With its then-groundbreaking Technicolor cinematography, a soaring score by Max Steiner, and captivating performances by its lead actors, Gone with the Wind is considered a landmark achievement in film. Adapted from Margaret Mitchell’s bestselling novel of the same name, the film follows Scarlett O’Hara (Vivien Leigh), a headstrong Southern belle whose privileged life on a plantation is shattered by the Civil War and its aftermath. As she struggles to rebuild her family’s plantation and maintain her social status, she falls into a turbulent romance with the cynical Rhett Butler (Clark Gable). The story explores the societal consequences of war and self-reliance as the key to survival.  

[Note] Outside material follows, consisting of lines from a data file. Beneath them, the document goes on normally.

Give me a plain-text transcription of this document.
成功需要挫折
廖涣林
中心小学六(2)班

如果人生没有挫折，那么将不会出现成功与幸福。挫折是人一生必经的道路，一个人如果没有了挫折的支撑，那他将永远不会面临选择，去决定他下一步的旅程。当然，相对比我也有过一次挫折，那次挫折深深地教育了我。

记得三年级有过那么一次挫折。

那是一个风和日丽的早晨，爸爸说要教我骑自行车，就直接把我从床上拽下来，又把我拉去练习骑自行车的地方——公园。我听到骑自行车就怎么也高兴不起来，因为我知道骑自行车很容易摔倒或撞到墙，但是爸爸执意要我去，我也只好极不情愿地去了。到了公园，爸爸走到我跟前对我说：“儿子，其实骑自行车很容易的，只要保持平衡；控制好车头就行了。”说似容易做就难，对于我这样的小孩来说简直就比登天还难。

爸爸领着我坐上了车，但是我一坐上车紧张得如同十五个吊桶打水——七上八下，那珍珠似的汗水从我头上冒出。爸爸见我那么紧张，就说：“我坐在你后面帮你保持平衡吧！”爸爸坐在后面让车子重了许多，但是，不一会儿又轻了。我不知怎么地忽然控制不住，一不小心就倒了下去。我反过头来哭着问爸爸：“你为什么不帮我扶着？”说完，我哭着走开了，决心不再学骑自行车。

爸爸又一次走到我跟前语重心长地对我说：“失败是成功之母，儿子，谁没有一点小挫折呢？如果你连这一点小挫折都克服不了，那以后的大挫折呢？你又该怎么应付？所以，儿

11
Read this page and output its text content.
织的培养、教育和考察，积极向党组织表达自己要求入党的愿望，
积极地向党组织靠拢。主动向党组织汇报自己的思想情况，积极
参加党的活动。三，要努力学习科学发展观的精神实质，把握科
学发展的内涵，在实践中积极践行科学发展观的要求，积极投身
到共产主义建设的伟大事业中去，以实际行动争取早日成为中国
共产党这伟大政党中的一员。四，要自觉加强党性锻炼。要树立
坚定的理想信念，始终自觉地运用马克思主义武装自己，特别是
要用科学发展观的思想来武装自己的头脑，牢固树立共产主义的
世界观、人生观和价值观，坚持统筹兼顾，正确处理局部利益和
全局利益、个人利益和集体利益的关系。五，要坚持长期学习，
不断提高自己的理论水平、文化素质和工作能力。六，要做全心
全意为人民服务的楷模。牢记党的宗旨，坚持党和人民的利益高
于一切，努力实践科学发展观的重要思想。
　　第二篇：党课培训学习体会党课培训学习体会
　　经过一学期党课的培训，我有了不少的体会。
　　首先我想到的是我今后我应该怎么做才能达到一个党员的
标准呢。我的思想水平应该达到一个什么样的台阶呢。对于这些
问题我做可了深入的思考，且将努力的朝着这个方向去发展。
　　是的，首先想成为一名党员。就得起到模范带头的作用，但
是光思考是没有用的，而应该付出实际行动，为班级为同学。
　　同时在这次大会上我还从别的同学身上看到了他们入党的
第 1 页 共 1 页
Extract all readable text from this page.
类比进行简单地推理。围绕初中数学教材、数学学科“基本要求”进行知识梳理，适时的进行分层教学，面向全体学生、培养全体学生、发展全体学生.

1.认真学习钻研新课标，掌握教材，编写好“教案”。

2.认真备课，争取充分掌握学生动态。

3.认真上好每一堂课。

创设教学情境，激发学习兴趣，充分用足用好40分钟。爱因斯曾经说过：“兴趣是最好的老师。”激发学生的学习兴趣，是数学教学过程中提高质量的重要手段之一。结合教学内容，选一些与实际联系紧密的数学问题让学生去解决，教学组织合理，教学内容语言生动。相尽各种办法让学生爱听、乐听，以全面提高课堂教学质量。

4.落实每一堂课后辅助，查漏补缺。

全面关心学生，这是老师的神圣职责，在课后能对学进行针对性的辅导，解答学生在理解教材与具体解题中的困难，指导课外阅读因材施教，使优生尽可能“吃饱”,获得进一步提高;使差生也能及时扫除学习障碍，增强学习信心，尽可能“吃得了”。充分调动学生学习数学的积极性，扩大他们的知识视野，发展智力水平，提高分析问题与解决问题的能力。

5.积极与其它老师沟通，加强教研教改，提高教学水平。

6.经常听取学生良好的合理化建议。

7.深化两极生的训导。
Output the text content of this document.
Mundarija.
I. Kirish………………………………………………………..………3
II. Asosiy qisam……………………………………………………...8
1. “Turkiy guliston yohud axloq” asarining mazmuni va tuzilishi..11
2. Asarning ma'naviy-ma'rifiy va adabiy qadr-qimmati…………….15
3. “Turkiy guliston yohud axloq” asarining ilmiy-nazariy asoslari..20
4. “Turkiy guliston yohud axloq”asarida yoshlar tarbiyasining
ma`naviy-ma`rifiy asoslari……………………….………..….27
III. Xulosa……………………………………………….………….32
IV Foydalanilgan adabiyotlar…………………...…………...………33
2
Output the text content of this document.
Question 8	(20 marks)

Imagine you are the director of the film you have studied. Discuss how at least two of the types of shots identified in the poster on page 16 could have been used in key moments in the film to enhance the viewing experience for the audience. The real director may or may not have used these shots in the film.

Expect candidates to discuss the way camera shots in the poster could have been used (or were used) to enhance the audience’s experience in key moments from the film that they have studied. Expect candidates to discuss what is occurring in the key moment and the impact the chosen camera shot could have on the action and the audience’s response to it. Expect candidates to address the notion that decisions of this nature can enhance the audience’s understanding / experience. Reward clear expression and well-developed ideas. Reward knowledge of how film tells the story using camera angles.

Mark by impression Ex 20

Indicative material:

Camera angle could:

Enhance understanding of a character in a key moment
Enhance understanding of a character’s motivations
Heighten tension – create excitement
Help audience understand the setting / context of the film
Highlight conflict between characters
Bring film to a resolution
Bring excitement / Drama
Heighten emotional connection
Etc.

Because of its problematic portrayal of Black enslaved characters and its romanticism of the deeply racist antebellum South, the movie was protested by the NAACP as well as many members of the Black press when it was released in 1939. In 2021, when HBO Max included the movie in its streaming catalog, Oscar-winning director John Ridley wrote an op-ed for the Los Angeles Times calling for its removal and saying, “It is a film that, when it is not ignoring the horrors of slavery, pauses only to perpetuate some of the most painful stereotypes of people of color.” Directed by Victor Fleming, the film won eight Academy Awards, including Best Picture. Adjusted for inflation, it’s still the highest-grossing film ever made.